De l'invention du cinéma, le cheval fait partie des figures emblématiques et symboliques du septième art. Mais devant le photographe britannique Eadweard trèsbridge Il a fait une expérience en 1878 qui consistait à capturer le mouvement d'un cheval galopant. Il a placé sur une piste différentes caméras qui ont capturé des photographies de « Sallie Gardner »une jument de course. Le résultat a été une séquence de 12 images disposées dans l'ordre formé la première image en mouvement. C'était le prédécesseur du directeur de la photographie des frères Lumière.
Le cinéma a commencé au début du 20e siècle et le cheval a été l'un de ses premiers protagonistes. Le film « Le grand vol de train » (1903), réalisé par Edwin S. Porter, est considéré comme le premier film d'action américain et le premier du genre occidental. Il comprend une scène avec des chevaux en plein vol dans un train qui a été l'une des premières apparitions de cet animal sur grand écran.
Au fur et à mesure que le cinéma évoluait, la figure du cheval se diversifiait devenant bien plus qu'un moyen de transport. Dans des films comme « Centaurs du désert » (1956) par John Ford, le cheval est un partenaire et une extension du protagoniste; dans « Le Seigneur des Anneaux »Les chevaux Rohan sont représentés presque comme des personnages.
Vous ne pouvez pas parler du cinéma et des chevaux sans mentionner « Esprit: le coursier indomptable » (2002), l'un des grands films d'animation. Il raconte l'histoire d'une Mustang qui a du mal à maintenir sa liberté s'adressant à des questions telles que l'authenticité et la résistance. De la même manière, « Horse de guerre » (2011) de Steven Spielberg met un cheval comme l'un des personnages principaux et montre comment il maintient son courage et sa résilience au milieu de la dévastation de la Première Guerre mondiale.

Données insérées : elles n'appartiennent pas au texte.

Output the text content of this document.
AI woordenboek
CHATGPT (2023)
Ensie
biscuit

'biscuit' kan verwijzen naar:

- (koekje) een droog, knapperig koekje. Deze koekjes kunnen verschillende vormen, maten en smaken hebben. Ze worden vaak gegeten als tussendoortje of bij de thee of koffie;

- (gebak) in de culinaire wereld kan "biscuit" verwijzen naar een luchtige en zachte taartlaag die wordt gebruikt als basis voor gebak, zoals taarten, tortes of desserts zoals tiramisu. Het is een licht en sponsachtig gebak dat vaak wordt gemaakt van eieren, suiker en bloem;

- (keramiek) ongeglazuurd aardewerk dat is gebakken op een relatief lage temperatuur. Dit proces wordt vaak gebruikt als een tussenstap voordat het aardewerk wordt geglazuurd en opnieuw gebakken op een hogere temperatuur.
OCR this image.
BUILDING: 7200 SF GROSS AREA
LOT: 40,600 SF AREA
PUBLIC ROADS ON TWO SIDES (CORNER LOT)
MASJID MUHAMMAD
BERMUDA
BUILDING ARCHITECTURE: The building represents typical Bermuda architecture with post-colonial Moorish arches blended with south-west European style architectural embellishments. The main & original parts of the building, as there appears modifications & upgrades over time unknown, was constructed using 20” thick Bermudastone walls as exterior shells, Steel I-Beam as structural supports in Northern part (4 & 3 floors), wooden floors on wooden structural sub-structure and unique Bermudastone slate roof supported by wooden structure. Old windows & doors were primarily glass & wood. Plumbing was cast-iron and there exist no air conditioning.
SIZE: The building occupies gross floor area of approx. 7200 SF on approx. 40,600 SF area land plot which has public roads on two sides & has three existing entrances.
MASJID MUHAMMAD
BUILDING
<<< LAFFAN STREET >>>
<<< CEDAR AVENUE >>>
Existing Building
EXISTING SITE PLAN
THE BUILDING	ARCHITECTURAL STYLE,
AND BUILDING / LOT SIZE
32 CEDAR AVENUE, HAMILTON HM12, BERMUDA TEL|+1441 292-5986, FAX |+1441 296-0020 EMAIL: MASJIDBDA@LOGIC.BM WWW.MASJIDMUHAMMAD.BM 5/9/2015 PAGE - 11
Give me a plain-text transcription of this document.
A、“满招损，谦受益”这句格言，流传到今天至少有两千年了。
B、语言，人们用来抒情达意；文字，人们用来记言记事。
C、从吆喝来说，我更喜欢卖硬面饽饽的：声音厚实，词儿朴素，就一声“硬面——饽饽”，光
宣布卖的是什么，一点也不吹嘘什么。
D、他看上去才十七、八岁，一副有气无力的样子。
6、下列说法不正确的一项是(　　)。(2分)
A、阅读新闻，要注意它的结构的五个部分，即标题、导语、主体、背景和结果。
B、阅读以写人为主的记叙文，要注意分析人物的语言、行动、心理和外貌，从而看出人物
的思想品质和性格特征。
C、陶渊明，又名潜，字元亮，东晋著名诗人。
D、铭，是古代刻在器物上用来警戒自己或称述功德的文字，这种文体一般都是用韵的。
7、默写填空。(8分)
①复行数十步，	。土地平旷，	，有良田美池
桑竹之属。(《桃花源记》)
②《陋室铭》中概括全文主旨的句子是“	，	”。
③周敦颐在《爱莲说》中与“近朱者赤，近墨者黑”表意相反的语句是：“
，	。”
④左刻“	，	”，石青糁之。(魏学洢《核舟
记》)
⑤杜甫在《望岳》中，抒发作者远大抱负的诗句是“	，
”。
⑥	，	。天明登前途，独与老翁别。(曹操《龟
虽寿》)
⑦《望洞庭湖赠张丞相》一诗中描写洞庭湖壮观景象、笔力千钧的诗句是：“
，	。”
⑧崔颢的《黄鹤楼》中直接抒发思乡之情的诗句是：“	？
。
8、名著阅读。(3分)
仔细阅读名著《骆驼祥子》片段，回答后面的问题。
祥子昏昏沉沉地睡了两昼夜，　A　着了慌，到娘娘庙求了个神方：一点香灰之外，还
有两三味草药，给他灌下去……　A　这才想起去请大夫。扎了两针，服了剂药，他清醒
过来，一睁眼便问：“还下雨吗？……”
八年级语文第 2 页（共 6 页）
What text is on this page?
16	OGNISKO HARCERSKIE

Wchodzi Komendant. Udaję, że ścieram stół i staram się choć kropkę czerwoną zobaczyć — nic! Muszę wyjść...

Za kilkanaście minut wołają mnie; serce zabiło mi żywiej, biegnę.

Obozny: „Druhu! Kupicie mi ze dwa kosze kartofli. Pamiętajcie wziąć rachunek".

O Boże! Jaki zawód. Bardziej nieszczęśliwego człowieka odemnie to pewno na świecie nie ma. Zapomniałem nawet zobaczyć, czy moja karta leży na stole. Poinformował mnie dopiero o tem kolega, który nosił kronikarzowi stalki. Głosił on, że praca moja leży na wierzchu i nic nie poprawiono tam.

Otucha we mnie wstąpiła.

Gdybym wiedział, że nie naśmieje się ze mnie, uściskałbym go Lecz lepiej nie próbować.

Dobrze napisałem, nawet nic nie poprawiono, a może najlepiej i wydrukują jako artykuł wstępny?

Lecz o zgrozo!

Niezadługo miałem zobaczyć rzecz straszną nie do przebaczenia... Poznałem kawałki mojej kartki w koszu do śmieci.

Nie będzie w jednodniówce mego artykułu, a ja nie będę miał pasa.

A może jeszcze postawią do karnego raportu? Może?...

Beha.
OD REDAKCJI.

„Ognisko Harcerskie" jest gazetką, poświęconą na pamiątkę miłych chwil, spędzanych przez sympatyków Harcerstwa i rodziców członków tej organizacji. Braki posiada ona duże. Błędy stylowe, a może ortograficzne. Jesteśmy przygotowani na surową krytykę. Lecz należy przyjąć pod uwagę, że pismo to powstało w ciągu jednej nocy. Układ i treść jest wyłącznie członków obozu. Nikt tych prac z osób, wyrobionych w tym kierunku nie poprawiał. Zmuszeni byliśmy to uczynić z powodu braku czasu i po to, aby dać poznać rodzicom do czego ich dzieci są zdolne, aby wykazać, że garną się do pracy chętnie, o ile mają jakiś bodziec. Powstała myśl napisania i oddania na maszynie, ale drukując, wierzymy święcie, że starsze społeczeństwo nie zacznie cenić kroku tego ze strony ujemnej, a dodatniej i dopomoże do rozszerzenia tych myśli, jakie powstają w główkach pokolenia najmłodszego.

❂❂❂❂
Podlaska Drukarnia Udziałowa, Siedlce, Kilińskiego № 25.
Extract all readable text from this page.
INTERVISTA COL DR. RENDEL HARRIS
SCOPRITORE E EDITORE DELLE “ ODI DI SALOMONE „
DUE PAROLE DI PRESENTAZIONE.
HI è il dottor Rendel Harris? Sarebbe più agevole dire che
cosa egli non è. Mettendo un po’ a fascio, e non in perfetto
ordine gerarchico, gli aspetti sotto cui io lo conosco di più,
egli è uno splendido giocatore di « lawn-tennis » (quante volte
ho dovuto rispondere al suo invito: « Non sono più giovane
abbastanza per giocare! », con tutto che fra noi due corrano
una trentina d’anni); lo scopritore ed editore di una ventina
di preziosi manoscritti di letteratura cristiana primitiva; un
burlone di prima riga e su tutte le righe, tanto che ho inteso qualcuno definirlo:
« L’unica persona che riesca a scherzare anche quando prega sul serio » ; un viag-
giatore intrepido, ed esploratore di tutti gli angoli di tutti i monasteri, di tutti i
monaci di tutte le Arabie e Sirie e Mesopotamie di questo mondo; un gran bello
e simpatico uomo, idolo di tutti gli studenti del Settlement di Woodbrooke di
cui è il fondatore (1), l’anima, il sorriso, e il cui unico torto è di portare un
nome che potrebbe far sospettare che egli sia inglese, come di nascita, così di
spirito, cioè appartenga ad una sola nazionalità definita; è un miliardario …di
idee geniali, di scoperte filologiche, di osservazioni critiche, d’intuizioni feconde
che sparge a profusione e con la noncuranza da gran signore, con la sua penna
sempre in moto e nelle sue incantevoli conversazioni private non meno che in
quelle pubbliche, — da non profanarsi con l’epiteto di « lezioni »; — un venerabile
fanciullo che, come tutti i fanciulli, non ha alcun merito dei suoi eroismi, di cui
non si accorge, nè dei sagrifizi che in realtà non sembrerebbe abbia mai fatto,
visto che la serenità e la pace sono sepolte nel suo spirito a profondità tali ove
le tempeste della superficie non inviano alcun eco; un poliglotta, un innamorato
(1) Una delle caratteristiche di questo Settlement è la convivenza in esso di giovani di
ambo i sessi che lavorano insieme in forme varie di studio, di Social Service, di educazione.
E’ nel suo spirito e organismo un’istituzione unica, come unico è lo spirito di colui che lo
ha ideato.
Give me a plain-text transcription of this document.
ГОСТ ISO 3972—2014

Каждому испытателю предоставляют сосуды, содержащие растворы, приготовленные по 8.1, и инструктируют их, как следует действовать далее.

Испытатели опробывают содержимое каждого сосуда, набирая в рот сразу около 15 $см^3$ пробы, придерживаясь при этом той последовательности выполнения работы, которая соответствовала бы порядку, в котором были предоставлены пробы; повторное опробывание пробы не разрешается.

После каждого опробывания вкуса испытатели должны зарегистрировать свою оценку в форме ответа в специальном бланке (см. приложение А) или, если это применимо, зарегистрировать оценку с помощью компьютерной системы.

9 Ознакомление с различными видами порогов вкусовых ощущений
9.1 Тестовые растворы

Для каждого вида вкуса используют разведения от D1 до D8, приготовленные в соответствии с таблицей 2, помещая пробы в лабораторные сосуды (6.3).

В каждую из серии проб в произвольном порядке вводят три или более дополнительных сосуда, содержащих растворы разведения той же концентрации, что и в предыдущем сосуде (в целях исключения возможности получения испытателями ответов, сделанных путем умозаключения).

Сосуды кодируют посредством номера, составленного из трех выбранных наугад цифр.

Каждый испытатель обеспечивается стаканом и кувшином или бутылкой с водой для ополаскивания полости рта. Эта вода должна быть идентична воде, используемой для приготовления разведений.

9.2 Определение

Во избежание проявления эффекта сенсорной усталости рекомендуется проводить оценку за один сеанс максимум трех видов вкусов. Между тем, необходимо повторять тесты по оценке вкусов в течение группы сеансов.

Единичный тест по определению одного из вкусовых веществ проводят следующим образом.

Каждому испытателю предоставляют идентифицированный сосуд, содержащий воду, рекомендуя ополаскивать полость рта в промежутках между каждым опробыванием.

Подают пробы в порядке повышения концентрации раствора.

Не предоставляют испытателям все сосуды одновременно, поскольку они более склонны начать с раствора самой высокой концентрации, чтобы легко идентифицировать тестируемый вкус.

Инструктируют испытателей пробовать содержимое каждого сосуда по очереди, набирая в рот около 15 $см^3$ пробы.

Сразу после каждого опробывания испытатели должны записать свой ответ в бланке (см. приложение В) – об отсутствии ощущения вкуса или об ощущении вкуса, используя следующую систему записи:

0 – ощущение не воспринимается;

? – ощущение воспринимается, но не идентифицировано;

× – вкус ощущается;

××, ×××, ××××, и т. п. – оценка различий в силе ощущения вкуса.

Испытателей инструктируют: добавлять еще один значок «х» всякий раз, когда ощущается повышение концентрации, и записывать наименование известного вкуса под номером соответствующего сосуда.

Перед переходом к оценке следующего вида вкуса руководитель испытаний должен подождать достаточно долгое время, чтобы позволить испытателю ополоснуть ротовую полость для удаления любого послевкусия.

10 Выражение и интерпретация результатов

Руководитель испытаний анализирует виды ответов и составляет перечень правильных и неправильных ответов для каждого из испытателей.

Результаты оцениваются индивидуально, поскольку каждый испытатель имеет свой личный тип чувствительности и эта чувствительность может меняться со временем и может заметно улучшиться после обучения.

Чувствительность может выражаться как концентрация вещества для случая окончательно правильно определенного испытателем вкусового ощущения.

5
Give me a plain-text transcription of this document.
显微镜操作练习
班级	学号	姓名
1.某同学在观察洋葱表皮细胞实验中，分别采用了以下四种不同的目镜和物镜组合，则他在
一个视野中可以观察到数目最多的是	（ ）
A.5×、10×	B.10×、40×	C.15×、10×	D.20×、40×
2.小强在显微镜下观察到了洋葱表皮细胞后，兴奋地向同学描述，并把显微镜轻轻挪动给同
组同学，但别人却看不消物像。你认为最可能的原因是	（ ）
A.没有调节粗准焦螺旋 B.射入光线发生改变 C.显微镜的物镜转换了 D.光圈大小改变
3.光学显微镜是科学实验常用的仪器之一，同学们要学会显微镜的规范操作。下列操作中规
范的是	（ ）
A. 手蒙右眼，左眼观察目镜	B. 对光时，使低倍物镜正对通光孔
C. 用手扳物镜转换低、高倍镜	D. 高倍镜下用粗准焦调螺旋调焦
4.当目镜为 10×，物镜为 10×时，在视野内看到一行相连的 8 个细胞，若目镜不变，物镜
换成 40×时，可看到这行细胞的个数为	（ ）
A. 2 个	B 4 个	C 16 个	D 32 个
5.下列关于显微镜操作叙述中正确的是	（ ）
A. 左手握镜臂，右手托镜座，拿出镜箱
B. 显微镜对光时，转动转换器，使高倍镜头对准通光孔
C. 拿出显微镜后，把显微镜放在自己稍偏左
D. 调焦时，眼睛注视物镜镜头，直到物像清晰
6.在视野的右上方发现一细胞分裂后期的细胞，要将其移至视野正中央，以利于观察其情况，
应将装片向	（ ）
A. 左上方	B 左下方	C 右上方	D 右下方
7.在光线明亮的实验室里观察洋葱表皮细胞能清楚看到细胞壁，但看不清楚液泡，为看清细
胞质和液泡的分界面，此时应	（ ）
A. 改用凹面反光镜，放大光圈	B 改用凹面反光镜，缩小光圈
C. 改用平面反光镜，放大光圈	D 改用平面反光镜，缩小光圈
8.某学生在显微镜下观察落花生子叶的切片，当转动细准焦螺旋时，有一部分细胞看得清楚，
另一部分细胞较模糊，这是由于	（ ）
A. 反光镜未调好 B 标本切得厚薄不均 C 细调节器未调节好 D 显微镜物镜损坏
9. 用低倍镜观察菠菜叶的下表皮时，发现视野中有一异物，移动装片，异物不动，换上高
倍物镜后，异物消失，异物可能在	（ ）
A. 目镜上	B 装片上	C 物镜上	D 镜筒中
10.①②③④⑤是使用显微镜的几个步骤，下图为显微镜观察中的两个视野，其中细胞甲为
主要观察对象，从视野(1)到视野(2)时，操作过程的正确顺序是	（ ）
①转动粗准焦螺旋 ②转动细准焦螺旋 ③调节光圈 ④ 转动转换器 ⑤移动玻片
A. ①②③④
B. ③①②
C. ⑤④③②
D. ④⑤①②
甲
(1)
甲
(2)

« Black Beauty » (1994) est basé sur le roman d'Anna Sewell, et met également le cheval au centre de l'intrigue, de telle manière qu'il reflète les différentes connexions émotionnelles entre les êtres humains et ces animaux. Il avait un « remake » en 2020, par Disney's Hand et le réalisateur Ashley Avis.
Dans le domaine de l'animation et dans la main de Disney, il est sorti « Tangled » En 2010. Dans ce type de films, les chevaux ont été représentés avec des caractéristiques anthropomorphes qui leur donnent de la personnalité et du charisme. « Maximus » est le cheval qui accompagne les personnages principaux le long de l'intrigue et incarne un caractère amusant et courageux.
Les grandes productions épiques, comme « Gladiateur » (2000) ou « Un cœur brave » (1995), ils ont recours à la présence de chevaux pour intensifier l'émotion et le drame de leurs scènes de bataille. Ils ne seraient pas les mêmes sans eux avec ce qui devient un élément cinématographique de base pour améliorer l'importance des événements narrés.
Il y en a plus. « Secrétariat » (2010), « Seabiscuit » (2003), « Flicka » (2006), « The Man Who Whisperd to the Horses » (1998), « Jappeoup: From Father to Son » (2013) … La dernière est la grande production du cinéma axée sur le monde équestre. En grande partie en Espagne et avec de nombreux cavaliers espagnols comme figures, Pierre Durand a écrit un livre sur son histoire incroyable avec « Jappeoup », l'un des chevaux les plus mythiques de l'histoire du saut d'obstacle.